Here are plots of total drug arrests and a plot that distinguishes between felony and misdemeanor arrests. Counties such as Kings, Queens, Suffolk, and Erie stand out signicantly in terms of high arrest numbers.
I first plotted the cocaine use dataset using the leaflet package
which allowed me to also plot the county drug arrests on top (red
circles) for better visualization. I was having some trouble with
plotting the arrest data since the geometry data wasn’t recognized as an
sf so after trial and error, I did some research and found
that the st_centroid() function from the sf
package would allow me to plot the data as I had hoped. The arrest data
was incredibly skewed with very large arrest numbers in counties such as
Erie, Bronx, and counties mostly in regions 1 and 2 so I also scaled the
diameter of the circles by taking the square root of the total arrests
and dividing that by 10.
Before comparing the two data with one another, it is important to note that there are many limitations. First, I am only plotting cases of specific drug use against much less specific drug arrest data. Further, some drug arrests may be related to an intent to distribute which doesn’t always coincide with personal drug use. Finally, this visual may be a bit misleading since it doesn’t take into account population size, metropolitan areas (albeit some can be intuitively identified for well-known counties in New York City). It also compares regional estimates for counties lumped together with arrests that are specific to counties so there are likely some lost aspects between specific counties and their drug trends.
With that said, regions 2B(Kings), 8, 9, and 5 show the highest estimates of cocaine use for individuals aged 18 or older (shown on the map in light purple). The arrest circles seem to be significantly larger In Erie county (region 11, outer left), Queens, Richmond, Kings (region 2) and some areas in some areas in region 1 (bottom right).
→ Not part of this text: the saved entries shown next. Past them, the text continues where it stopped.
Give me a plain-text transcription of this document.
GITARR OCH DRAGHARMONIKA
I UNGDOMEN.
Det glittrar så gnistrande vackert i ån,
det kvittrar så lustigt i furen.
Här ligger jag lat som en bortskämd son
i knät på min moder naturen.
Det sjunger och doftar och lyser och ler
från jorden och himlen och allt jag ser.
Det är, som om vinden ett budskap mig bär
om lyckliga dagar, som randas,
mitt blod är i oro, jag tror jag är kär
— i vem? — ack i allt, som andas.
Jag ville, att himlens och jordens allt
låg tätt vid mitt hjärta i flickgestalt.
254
This is interesting to see given that those regions show the lowest percentages of cocaine use, relative to other New York regions but perhaps dense populations (especially in region 2) may account for that disproportional trend.
As for marijuana use, regions 4, followed by region 9, and region 2B (Kings) now show the highest estimates of marijuana use among those 18 or older. The plot seems to be lighter in color overall (indicating higher use rates) with the exception of regions 3 and 7 which have lower percentages relative to the rest of the regions. The lighter regions just mentioned seem to have medium-sized arrest circles, however, Queens which also has a relatively high marijuana use rate seems to also have a very large arrest rate, relative to those two regions that show similar percentages. Again, this may be attributed to the area’s dense population.
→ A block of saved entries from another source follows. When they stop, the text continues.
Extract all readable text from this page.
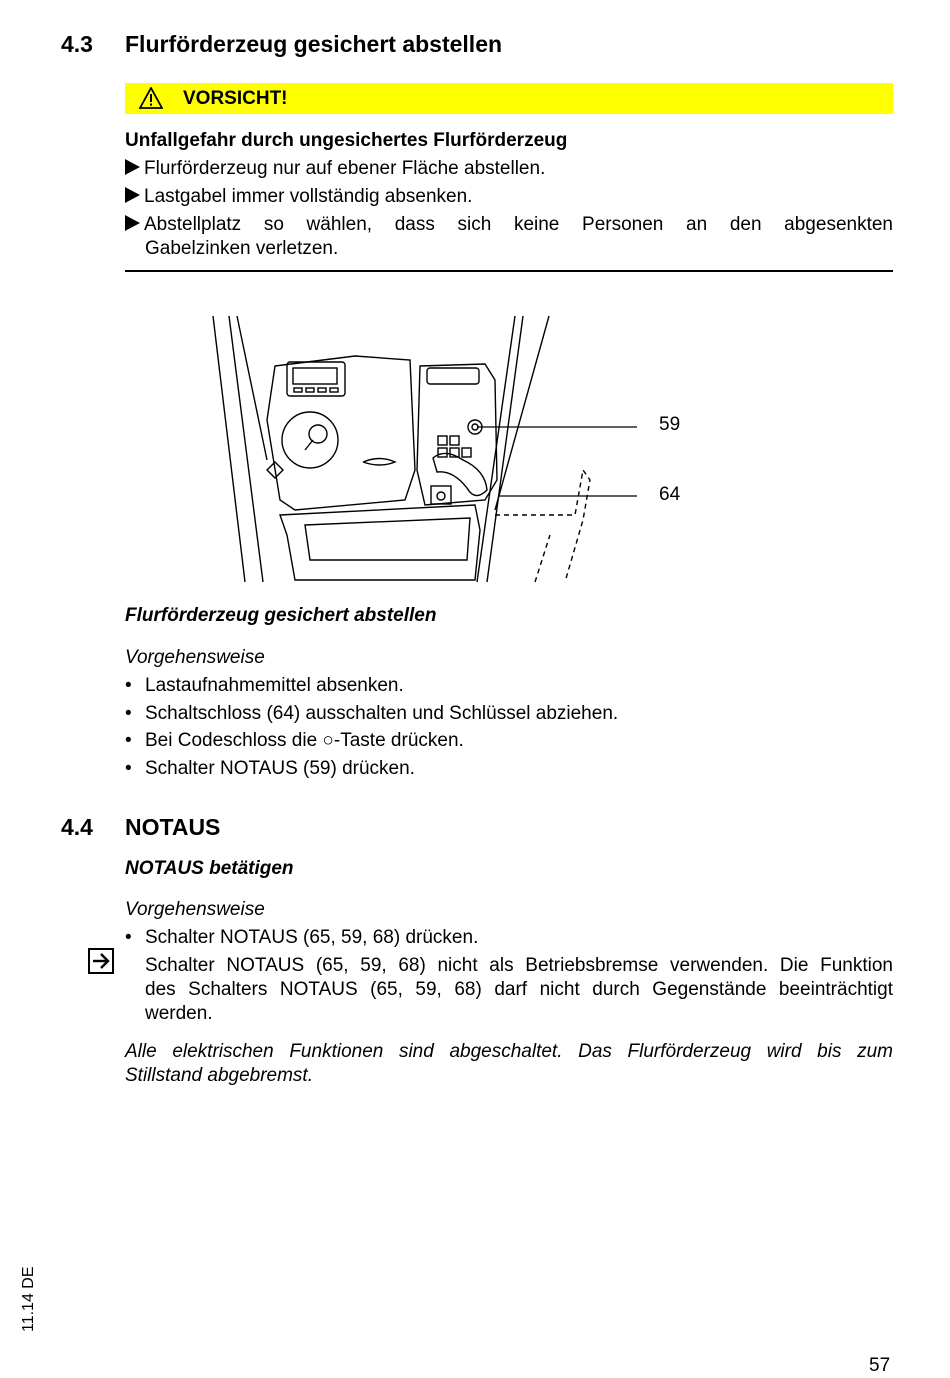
4.3 Flurförderzeug gesichert abstellen
VORSICHT!
Unfallgefahr durch ungesichertes Flurförderzeug
Flurförderzeug nur auf ebener Fläche abstellen.
Lastgabel immer vollständig absenken.
Abstellplatz so wählen, dass sich keine Personen an den abgesenkten
Gabelzinken verletzen.
59
64
Flurförderzeug gesichert abstellen
Vorgehensweise
• Lastaufnahmemittel absenken.
• Schaltschloss (64) ausschalten und Schlüssel abziehen.
• Bei Codeschloss die ○-Taste drücken.
• Schalter NOTAUS (59) drücken.
4.4 NOTAUS
NOTAUS betätigen
Vorgehensweise
• Schalter NOTAUS (65, 59, 68) drücken.
Schalter NOTAUS (65, 59, 68) nicht als Betriebsbremse verwenden. Die Funktion
des Schalters NOTAUS (65, 59, 68) darf nicht durch Gegenstände beeinträchtigt
werden.
Alle elektrischen Funktionen sind abgeschaltet. Das Flurförderzeug wird bis zum
Stillstand abgebremst.
11.14 DE
57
This last plot is obviously missing two regions (regions 5 and 6) since the data was repressed by the NSDUH but we can still visualize disproportinate trends of heroin use in the remaining regions. Region 8 now shows the highest percentage of heroin use (center, pale yellow), followed by region 11 (left, light orange), region 2B (Kings, light orange), and then regions 2C (New York county), 4 and 7 (pink). This is the first instance in which high rates of drug use (as previously noted in Erie county, region 2 and region 1) seem to coincide with large arrest circles. Again, this is not necessarily related but it is interesting to note that region 8 has the highest rate of heroin use but doesn’t show the same large arrest rates, relative to the previously mentioned regions. Once again, this is probably related to population size, and density.